3. Acute gastrointestinal (GI) illnesses. These can be manifested with or without fever by diarrhea, nausea, vomiting, abdominal pain, abdominal cramps, headaches, and rash. Because the causes of acute GI illness are likely to be due to enteric pathogens, hydration and empiric treatment should be considered, taking into account travel-associated etiologies. GI symptoms may also be associated with respiratory or systemic infections.
Rapid tests for malaria, influenza, respiratory, and gastrointestinal pathogens are helpful. Proper interpretation of test results is needed as these rapid tests may not have the sensitivity or specificity necessary to rule out a pathogen. Molecular assays have much higher sensitivity than rapid screening tests.
For travelers from Liberia, with signs and symptoms consistent with EVD, healthcare providers should:
•Place the patient in a private room with a private bathroom if he or she presents with signs and symptoms consistent with EVD; patient can be removed from isolation after the risk assessment is conducted and EVD is determined not to be the differential diagnosis
•Follow routine standard hospital infection control practices/protocols based on symptom presentation
•Conduct a thorough travel, Ebola virus exposure, and health history, including vaccination and prophylaxis compliance for other infectious diseases; diagnostic testing and treatment should be based on clinical judgment, taking into account the patient’s EVD risk assessment
•Evaluate the patient using clinical guidance and case definitions provided by CDC
•Follow routine standard hospital infection control practices/protocols for use of patient care and other medical equipment, medical procedures, environmental infection control, and laboratory testing
•Investigate other potential causes of the patient’s signs and symptoms without delay in patient care
For any patient returning from West Africa and presenting with non-specific signs and symptoms consistent with EVD, providers should use clinical judgment, taking into account the patient’s epidemiological history for management, diagnostic testing, and treatment. The rapid identification of the cause of an acute illness in a PUI enables rapid treatment and resolution of symptoms.

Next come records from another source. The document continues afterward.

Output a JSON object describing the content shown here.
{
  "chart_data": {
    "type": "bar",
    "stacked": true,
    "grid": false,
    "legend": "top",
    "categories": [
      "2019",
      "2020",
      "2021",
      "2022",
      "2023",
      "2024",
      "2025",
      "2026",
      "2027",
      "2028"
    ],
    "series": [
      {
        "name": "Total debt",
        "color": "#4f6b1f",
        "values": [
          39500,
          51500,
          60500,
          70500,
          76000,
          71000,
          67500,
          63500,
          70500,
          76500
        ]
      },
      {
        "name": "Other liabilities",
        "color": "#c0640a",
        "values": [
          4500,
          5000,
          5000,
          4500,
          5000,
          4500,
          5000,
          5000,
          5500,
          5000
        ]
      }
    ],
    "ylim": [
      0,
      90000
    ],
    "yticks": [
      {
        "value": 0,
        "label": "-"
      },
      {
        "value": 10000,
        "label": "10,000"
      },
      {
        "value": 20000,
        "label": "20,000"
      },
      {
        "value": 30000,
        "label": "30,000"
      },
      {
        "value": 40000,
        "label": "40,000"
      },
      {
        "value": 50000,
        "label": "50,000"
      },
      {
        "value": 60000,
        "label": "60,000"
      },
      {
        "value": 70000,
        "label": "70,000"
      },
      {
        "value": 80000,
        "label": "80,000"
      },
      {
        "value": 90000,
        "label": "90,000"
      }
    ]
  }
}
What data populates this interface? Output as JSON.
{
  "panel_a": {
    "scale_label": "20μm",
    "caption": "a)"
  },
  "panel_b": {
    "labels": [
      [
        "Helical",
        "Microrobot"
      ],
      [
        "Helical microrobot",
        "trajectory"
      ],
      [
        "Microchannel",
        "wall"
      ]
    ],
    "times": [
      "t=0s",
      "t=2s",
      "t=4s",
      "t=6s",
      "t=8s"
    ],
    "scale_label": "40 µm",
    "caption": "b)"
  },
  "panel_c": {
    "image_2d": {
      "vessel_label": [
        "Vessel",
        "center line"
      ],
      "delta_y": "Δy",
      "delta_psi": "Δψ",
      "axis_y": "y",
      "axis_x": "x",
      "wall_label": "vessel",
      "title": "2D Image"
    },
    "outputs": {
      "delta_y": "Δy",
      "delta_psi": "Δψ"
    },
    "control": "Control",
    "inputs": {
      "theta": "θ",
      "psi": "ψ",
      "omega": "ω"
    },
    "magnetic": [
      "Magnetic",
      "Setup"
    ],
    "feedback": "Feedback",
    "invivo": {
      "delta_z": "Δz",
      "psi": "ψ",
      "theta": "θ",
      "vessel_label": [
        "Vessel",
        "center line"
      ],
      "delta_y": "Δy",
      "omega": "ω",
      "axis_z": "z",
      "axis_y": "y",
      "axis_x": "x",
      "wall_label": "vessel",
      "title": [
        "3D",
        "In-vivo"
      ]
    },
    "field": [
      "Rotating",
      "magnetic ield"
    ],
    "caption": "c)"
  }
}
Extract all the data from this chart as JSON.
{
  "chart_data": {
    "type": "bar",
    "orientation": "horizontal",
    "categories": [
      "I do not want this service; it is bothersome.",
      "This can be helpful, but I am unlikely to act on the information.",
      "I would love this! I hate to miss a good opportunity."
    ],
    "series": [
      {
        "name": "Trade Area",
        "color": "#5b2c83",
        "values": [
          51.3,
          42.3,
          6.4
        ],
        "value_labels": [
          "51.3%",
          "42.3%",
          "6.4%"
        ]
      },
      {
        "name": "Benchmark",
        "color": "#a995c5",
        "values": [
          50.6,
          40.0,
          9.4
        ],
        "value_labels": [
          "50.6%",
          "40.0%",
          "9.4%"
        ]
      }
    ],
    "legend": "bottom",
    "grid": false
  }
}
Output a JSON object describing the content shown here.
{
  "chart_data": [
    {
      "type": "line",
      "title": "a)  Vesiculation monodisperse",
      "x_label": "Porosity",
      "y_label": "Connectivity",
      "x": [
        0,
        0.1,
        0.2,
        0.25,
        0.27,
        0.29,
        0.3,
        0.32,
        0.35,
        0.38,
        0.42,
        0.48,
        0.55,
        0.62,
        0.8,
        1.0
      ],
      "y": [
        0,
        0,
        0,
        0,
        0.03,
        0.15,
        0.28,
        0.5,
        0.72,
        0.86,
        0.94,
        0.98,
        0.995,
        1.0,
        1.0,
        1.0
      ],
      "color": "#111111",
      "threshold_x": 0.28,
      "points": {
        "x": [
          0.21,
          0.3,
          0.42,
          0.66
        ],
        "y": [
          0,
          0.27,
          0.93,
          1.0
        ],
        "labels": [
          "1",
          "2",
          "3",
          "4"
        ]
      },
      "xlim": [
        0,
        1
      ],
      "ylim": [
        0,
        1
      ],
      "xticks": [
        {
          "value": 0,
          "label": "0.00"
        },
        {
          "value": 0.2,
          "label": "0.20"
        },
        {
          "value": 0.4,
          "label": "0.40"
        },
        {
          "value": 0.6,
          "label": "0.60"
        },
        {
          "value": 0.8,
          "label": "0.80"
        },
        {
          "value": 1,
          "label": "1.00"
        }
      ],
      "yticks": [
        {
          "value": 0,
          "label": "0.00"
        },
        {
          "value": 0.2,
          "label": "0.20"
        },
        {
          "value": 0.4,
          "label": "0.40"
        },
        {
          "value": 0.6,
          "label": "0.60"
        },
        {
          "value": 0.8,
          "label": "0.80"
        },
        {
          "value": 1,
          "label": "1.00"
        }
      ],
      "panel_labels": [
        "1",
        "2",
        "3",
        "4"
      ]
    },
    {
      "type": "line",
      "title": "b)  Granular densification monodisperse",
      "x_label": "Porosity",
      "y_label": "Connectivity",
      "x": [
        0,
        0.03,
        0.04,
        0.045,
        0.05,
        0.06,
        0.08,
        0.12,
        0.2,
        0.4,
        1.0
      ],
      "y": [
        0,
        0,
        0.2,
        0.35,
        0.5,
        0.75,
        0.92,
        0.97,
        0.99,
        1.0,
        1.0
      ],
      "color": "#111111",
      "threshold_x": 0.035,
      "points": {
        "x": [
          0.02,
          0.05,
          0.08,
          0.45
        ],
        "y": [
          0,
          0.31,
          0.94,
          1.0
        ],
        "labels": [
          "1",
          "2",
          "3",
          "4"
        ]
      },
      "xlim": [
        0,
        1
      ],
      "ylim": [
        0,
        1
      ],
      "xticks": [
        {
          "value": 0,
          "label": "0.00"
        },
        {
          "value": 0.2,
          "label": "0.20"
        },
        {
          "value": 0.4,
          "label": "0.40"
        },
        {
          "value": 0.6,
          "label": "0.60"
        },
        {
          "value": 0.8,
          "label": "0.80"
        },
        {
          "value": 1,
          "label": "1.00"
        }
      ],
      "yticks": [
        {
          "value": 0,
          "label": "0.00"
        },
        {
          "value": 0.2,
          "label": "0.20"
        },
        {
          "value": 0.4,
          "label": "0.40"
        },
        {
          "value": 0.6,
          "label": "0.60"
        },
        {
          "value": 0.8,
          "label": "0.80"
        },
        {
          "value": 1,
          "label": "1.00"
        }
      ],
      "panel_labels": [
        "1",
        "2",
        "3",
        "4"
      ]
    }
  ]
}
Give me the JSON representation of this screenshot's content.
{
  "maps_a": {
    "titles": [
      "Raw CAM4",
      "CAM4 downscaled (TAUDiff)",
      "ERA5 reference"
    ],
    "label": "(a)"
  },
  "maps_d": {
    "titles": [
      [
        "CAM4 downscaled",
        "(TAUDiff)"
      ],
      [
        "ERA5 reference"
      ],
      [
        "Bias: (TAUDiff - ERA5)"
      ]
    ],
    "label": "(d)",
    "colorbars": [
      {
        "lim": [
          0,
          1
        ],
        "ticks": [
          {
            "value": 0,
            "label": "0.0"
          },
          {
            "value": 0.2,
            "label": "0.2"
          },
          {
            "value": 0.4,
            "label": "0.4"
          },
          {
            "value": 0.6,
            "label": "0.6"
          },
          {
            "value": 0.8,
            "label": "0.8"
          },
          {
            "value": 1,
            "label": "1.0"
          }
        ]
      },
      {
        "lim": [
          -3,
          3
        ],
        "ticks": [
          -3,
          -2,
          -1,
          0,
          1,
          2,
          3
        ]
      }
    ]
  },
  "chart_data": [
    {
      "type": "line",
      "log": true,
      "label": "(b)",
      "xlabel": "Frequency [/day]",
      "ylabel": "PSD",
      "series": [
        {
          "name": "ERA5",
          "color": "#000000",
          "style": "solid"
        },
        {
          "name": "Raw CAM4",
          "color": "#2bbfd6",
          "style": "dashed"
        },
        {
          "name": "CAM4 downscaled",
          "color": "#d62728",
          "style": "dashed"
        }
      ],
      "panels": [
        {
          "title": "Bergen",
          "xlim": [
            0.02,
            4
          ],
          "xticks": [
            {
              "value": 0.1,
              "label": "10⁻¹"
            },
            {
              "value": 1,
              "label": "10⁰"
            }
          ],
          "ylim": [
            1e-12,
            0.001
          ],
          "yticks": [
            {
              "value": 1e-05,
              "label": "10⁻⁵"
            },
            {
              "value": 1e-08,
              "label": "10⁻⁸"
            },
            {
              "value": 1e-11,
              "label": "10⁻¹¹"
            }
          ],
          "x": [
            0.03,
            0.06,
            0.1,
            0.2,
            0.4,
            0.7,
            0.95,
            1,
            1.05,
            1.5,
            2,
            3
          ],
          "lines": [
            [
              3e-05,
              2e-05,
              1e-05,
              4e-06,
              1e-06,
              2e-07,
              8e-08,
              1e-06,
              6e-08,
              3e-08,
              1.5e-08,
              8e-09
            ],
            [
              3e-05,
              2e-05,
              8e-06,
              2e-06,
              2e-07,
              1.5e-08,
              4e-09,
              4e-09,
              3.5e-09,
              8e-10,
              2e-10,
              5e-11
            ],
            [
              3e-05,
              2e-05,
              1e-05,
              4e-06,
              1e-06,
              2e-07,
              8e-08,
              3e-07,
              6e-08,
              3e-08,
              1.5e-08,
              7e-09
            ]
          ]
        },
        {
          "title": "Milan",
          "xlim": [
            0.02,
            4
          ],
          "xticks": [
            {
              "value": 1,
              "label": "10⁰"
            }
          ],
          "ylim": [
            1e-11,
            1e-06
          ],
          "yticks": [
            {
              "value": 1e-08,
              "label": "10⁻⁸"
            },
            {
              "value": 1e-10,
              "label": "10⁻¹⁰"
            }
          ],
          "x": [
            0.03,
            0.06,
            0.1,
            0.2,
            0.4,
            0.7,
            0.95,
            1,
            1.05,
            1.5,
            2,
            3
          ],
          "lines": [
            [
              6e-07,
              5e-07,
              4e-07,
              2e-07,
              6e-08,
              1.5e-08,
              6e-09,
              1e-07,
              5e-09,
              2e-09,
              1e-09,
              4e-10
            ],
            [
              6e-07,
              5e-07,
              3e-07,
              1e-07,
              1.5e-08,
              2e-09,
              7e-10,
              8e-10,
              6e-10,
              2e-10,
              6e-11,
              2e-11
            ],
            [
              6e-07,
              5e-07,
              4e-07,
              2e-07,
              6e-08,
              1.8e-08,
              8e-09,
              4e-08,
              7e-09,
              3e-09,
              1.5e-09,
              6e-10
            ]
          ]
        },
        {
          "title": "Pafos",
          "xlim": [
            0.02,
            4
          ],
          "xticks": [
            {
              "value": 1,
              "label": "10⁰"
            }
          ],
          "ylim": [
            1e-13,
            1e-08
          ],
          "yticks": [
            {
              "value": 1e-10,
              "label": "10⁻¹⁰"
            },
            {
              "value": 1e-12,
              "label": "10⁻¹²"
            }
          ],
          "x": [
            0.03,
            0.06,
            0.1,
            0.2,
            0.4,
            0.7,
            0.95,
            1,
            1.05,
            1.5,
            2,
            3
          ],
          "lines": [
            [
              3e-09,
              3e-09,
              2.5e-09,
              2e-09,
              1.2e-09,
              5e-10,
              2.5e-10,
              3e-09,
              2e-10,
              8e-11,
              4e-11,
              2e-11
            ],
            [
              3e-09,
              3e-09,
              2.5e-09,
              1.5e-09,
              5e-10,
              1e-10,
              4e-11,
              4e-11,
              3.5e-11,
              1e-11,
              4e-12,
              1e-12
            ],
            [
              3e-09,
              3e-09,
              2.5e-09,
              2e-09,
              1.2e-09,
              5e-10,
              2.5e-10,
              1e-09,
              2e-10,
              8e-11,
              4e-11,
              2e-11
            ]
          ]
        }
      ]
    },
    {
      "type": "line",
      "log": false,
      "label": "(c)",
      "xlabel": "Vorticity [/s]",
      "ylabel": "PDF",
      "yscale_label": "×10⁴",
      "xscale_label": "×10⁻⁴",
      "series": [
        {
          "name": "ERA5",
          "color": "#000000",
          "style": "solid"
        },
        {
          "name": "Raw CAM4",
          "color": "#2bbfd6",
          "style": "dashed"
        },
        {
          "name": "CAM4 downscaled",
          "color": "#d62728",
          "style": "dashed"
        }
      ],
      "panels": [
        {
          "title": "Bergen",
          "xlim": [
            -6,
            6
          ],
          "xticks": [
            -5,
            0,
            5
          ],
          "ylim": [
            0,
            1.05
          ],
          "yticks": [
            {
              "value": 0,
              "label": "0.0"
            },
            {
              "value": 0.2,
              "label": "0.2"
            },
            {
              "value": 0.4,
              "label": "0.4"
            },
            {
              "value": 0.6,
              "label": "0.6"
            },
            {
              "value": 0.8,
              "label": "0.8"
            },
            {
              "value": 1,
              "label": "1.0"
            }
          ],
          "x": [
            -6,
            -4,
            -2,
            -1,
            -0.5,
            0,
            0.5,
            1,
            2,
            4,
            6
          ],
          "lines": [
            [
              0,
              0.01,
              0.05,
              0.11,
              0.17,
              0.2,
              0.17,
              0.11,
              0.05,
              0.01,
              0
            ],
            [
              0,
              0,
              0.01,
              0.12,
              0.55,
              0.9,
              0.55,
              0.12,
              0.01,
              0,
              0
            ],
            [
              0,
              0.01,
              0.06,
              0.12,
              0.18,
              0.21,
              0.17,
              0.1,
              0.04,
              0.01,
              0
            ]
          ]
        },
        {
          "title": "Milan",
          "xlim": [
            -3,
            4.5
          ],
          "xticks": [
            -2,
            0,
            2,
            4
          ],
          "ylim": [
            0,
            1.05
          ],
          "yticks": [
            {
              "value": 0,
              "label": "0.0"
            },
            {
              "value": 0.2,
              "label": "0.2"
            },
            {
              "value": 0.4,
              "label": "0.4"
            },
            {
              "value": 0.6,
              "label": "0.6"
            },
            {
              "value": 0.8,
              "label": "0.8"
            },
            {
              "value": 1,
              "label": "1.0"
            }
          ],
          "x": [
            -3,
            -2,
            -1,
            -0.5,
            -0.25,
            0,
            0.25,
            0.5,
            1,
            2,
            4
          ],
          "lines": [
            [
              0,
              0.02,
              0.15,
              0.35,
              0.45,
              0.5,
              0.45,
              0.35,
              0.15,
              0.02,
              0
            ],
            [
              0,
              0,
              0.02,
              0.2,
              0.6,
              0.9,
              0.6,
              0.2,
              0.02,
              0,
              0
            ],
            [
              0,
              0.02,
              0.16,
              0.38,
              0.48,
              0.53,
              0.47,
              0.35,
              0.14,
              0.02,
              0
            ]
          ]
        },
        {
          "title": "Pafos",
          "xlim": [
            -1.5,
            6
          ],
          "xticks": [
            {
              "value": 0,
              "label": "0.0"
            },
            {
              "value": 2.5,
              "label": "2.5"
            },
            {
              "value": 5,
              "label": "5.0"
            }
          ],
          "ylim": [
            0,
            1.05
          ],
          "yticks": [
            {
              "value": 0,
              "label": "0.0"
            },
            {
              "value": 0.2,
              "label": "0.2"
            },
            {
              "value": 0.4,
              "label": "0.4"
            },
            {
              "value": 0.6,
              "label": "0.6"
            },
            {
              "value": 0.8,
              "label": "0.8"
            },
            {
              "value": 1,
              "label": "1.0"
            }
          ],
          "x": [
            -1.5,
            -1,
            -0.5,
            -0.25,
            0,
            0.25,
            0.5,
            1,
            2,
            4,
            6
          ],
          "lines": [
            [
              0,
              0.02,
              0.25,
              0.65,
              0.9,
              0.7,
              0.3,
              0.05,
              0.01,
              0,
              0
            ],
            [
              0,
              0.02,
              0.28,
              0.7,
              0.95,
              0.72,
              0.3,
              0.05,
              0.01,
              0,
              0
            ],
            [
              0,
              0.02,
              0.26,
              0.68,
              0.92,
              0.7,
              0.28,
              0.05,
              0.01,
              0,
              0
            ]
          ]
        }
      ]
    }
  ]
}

Note about Lassa fever: Healthcare providers may be concerned about a recent report of Lassa Fever, another viral hemorrhagic fever illness, in the U.S. However, Lassa fever is much less likely to be fatal than EVD, and there has never been person-to-person transmission of Lassa fever documented in the United States. Although Lassa fever is a viral hemorrhagic fever, the disease is different from EVD, which is responsible for the current outbreak in West Africa. Lassa fever has an estimated 1 percent death rate while that for EVD has been as high as 70 percent.